Really it is as easy as filling there "rest" periods with quality time to address flexibility/mobility issues. Is it going to have a direct influence on gaining outstanding flexibility...no. But it isn't just about gaining flexibility/mobility, but it will help prevent them from loosing it. Some players have gone through a full evaluation already and are addressing length issue head on with more long duration and EQI stretches and have made a great difference. Even if the total time of the stretches is only 1.5 minutes or so per area it will go a long way as opposed to them not dedicating any time at all. We also address mobility and soft tissue in the warm up which I have posted previously allowing us to cover all areas. This was they are hitting these areas at least 4X per week. This is a great way to not have guys just floating around between sets and many times guys are not disciplined enough to just sit around and stretch at the end of workouts. This takes care of it!

Wednesday, January 6, 2010

Alleviate Your Ailing Shoulder


In almost any sport, the shoulder complex will not only play a major importance in success, but also in the longevity of one’s career. With many of the athletes on my team there has been a common theme in both posture and specific stiffness accompanied by antagonistic weakness. This has been brought on by posture, previous training modalities, and lack of soft tissue/flexibility work.

The solution is often easy, but getting them to do it on a regular basis and on their own time is a challenge for some athletes. This requires there program to often include flexibility and specific strengthening work paired with various movements throughout the workout in order to aid in correcting many issues.

The following is one of the more common things I see with athletes having shoulder issues. Pictured here is a defensive end who has had shoulder issues trailing back from spring football.

By the picture it is clear that there is anterior stiffness/shortness. His pectoralis minor tested short during evaluation. When speaking of this issue on scapular kinematics and overall shoulder health this can be very detrimental not only to performance but ability to remain on the field to demonstrate that performance. With this sort of stiffness alterations in upward rotation and posterior tilting of the scapula will be present. This can result in unwarranted humeral translation and impingement issues.

The approach I took with this athlete starts with correcting this issue in the warm up.

Specifically addressing the soft tissue we utilize the lacrosse ball to pin point smaller muscles. This is followed by a basic broomstick stretch to loosen the anterior stiffness thus setting up for great ability to activate the antagonistic muscles with exercises like wall slides for the lower trap.

Another flexibility exercises that can easily be utilized paired during a workout is a basic doorway or rack pec stretch. This can easily fill the gaps during rest periods on lower body days or is easy to do on their own time in a doorway.

Equally important as loosening up the anterior stiffness is strengthening the antagonistic muscles that will allow for the needed movement efficiency of the scapular region.

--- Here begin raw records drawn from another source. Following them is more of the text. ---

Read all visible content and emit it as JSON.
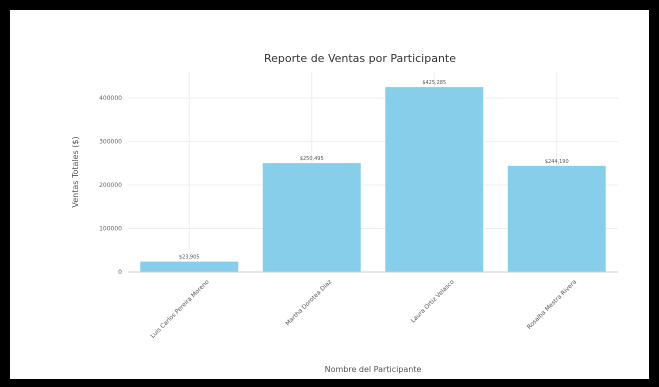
{
  "chart_data": {
    "type": "bar",
    "title": "Reporte de Ventas por Participante",
    "xlabel": "Nombre del Participante",
    "ylabel": "Ventas Totales ($)",
    "categories": [
      "Luis Carlos Pereira Moreno",
      "Martha Dorotea Diaz",
      "Laura Ortiz Velasco",
      "Rosalba Mestra Rivera"
    ],
    "values": [
      23905,
      250495,
      425285,
      244190
    ],
    "data_labels": [
      "$23,905",
      "$250,495",
      "$425,285",
      "$244,190"
    ],
    "yticks": [
      0,
      100000,
      200000,
      300000,
      400000
    ],
    "ytick_labels": [
      "0",
      "100000",
      "200000",
      "300000",
      "400000"
    ],
    "ylim": [
      0,
      460000
    ],
    "bar_color": "#87CEEB",
    "grid": true,
    "legend": "none"
  }
}
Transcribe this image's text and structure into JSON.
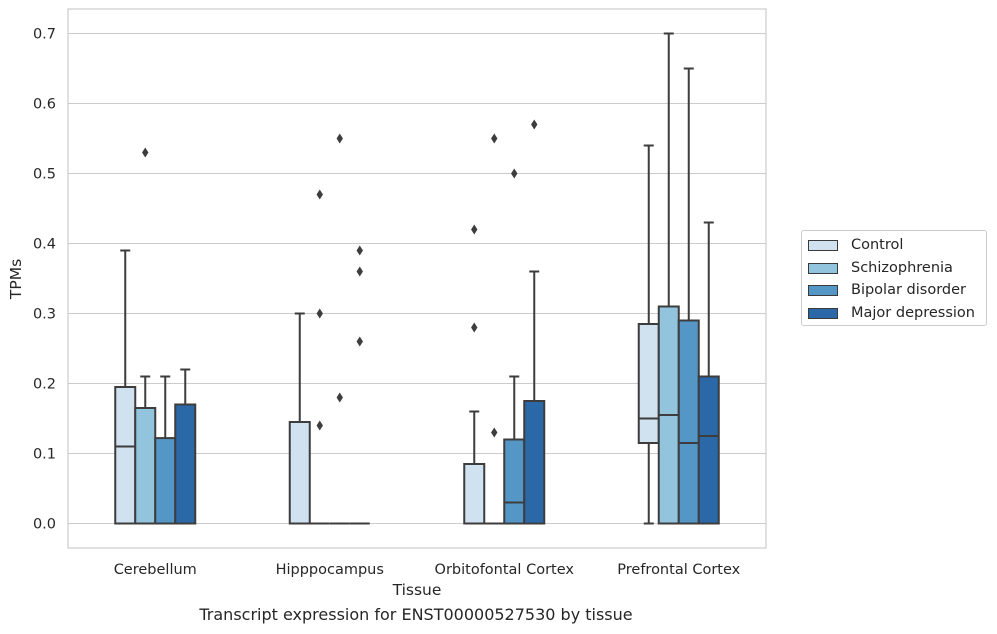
{
  "chart_data": {
    "type": "box",
    "caption": "Transcript expression for ENST00000527530 by tissue",
    "xlabel": "Tissue",
    "ylabel": "TPMs",
    "ylim": [
      -0.035,
      0.735
    ],
    "yticks": [
      "0.0",
      "0.1",
      "0.2",
      "0.3",
      "0.4",
      "0.5",
      "0.6",
      "0.7"
    ],
    "grid": true,
    "legend_position": "right",
    "categories": [
      "Cerebellum",
      "Hipppocampus",
      "Orbitofontal Cortex",
      "Prefrontal Cortex"
    ],
    "series": [
      {
        "name": "Control",
        "color": "#d0e1f0",
        "boxes": [
          {
            "q1": 0.0,
            "median": 0.11,
            "q3": 0.195,
            "whisker_low": 0.0,
            "whisker_high": 0.39,
            "outliers": []
          },
          {
            "q1": 0.0,
            "median": 0.0,
            "q3": 0.145,
            "whisker_low": 0.0,
            "whisker_high": 0.3,
            "outliers": []
          },
          {
            "q1": 0.0,
            "median": 0.0,
            "q3": 0.085,
            "whisker_low": 0.0,
            "whisker_high": 0.16,
            "outliers": [
              0.28,
              0.42
            ]
          },
          {
            "q1": 0.115,
            "median": 0.15,
            "q3": 0.285,
            "whisker_low": 0.0,
            "whisker_high": 0.54,
            "outliers": []
          }
        ]
      },
      {
        "name": "Schizophrenia",
        "color": "#93c4de",
        "boxes": [
          {
            "q1": 0.0,
            "median": 0.0,
            "q3": 0.165,
            "whisker_low": 0.0,
            "whisker_high": 0.21,
            "outliers": [
              0.53
            ]
          },
          {
            "q1": 0.0,
            "median": 0.0,
            "q3": 0.0,
            "whisker_low": 0.0,
            "whisker_high": 0.0,
            "outliers": [
              0.14,
              0.3,
              0.47
            ]
          },
          {
            "q1": 0.0,
            "median": 0.0,
            "q3": 0.0,
            "whisker_low": 0.0,
            "whisker_high": 0.0,
            "outliers": [
              0.13,
              0.55
            ]
          },
          {
            "q1": 0.0,
            "median": 0.155,
            "q3": 0.31,
            "whisker_low": 0.0,
            "whisker_high": 0.7,
            "outliers": []
          }
        ]
      },
      {
        "name": "Bipolar disorder",
        "color": "#5497c6",
        "boxes": [
          {
            "q1": 0.0,
            "median": 0.0,
            "q3": 0.122,
            "whisker_low": 0.0,
            "whisker_high": 0.21,
            "outliers": []
          },
          {
            "q1": 0.0,
            "median": 0.0,
            "q3": 0.0,
            "whisker_low": 0.0,
            "whisker_high": 0.0,
            "outliers": [
              0.18,
              0.55
            ]
          },
          {
            "q1": 0.0,
            "median": 0.03,
            "q3": 0.12,
            "whisker_low": 0.0,
            "whisker_high": 0.21,
            "outliers": [
              0.5
            ]
          },
          {
            "q1": 0.0,
            "median": 0.115,
            "q3": 0.29,
            "whisker_low": 0.0,
            "whisker_high": 0.65,
            "outliers": []
          }
        ]
      },
      {
        "name": "Major depression",
        "color": "#2a68a8",
        "boxes": [
          {
            "q1": 0.0,
            "median": 0.0,
            "q3": 0.17,
            "whisker_low": 0.0,
            "whisker_high": 0.22,
            "outliers": []
          },
          {
            "q1": 0.0,
            "median": 0.0,
            "q3": 0.0,
            "whisker_low": 0.0,
            "whisker_high": 0.0,
            "outliers": [
              0.26,
              0.36,
              0.39
            ]
          },
          {
            "q1": 0.0,
            "median": 0.0,
            "q3": 0.175,
            "whisker_low": 0.0,
            "whisker_high": 0.36,
            "outliers": [
              0.57
            ]
          },
          {
            "q1": 0.0,
            "median": 0.125,
            "q3": 0.21,
            "whisker_low": 0.0,
            "whisker_high": 0.43,
            "outliers": []
          }
        ]
      }
    ]
  }
}
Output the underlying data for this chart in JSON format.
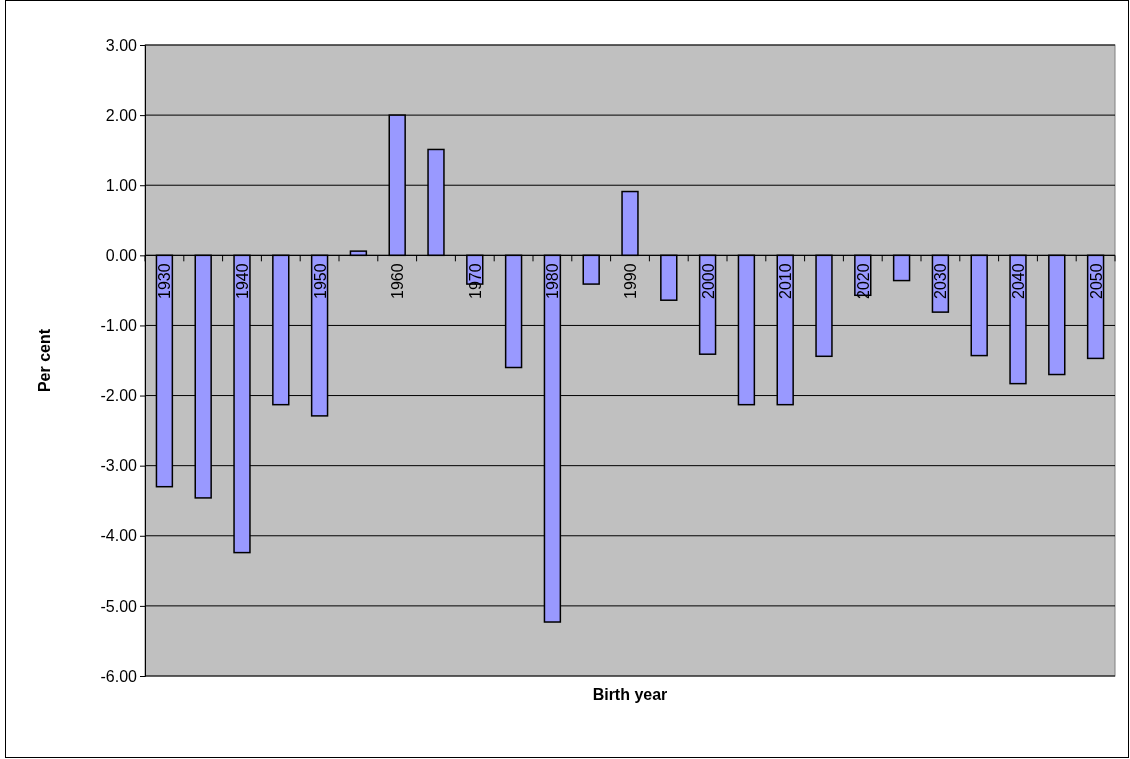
{
  "chart_data": {
    "type": "bar",
    "xlabel": "Birth year",
    "ylabel": "Per cent",
    "categories": [
      "1930",
      null,
      "1940",
      null,
      "1950",
      null,
      "1960",
      null,
      "1970",
      null,
      "1980",
      null,
      "1990",
      null,
      "2000",
      null,
      "2010",
      null,
      "2020",
      null,
      "2030",
      null,
      "2040",
      null,
      "2050"
    ],
    "values": [
      -3.3,
      -3.46,
      -4.24,
      -2.13,
      -2.29,
      0.06,
      2.0,
      1.51,
      -0.41,
      -1.6,
      -5.23,
      -0.41,
      0.91,
      -0.64,
      -1.41,
      -2.13,
      -2.13,
      -1.44,
      -0.57,
      -0.36,
      -0.81,
      -1.43,
      -1.83,
      -1.7,
      -1.47
    ],
    "color": "#9999ff",
    "ylim": [
      -6,
      3
    ],
    "yticks": [
      {
        "value": -6,
        "label": "-6.00"
      },
      {
        "value": -5,
        "label": "-5.00"
      },
      {
        "value": -4,
        "label": "-4.00"
      },
      {
        "value": -3,
        "label": "-3.00"
      },
      {
        "value": -2,
        "label": "-2.00"
      },
      {
        "value": -1,
        "label": "-1.00"
      },
      {
        "value": 0,
        "label": "0.00"
      },
      {
        "value": 1,
        "label": "1.00"
      },
      {
        "value": 2,
        "label": "2.00"
      },
      {
        "value": 3,
        "label": "3.00"
      }
    ],
    "grid": "y"
  }
}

This is a time where isolation exercises really pay off. By isolating the specific muscle (lower trapezius) and strengthening it, you will be better able to integrate it in more subsequent compound movements. Here is an example if an isolation for lower trap, the prone I, and an integrated one, PNF D2 Flexion. You can also consider many other horizontal and vertical pulls as integration exercises as well. All these will help reinforce scapular stability as well as strengthen the muscles in which the pec minor is opposing.

Finally, addressing the issue at the end of a workout or regeneration portion is where I implement EQI exercises depending if the muscles group needs it. EQIs will add sarcomeres in series which will give you length in a muscle to loosen up that anterior stiffness or shortness.

Of course there are several other things that contribute to shoulder problems especially thoracic rotation/extension. This is of high importance and is of course included in all programs. But, as you can see, the solution is rather simple; it is more about finding a way to smoothly integrate the needed exercises throughout the program that will yield the desired result.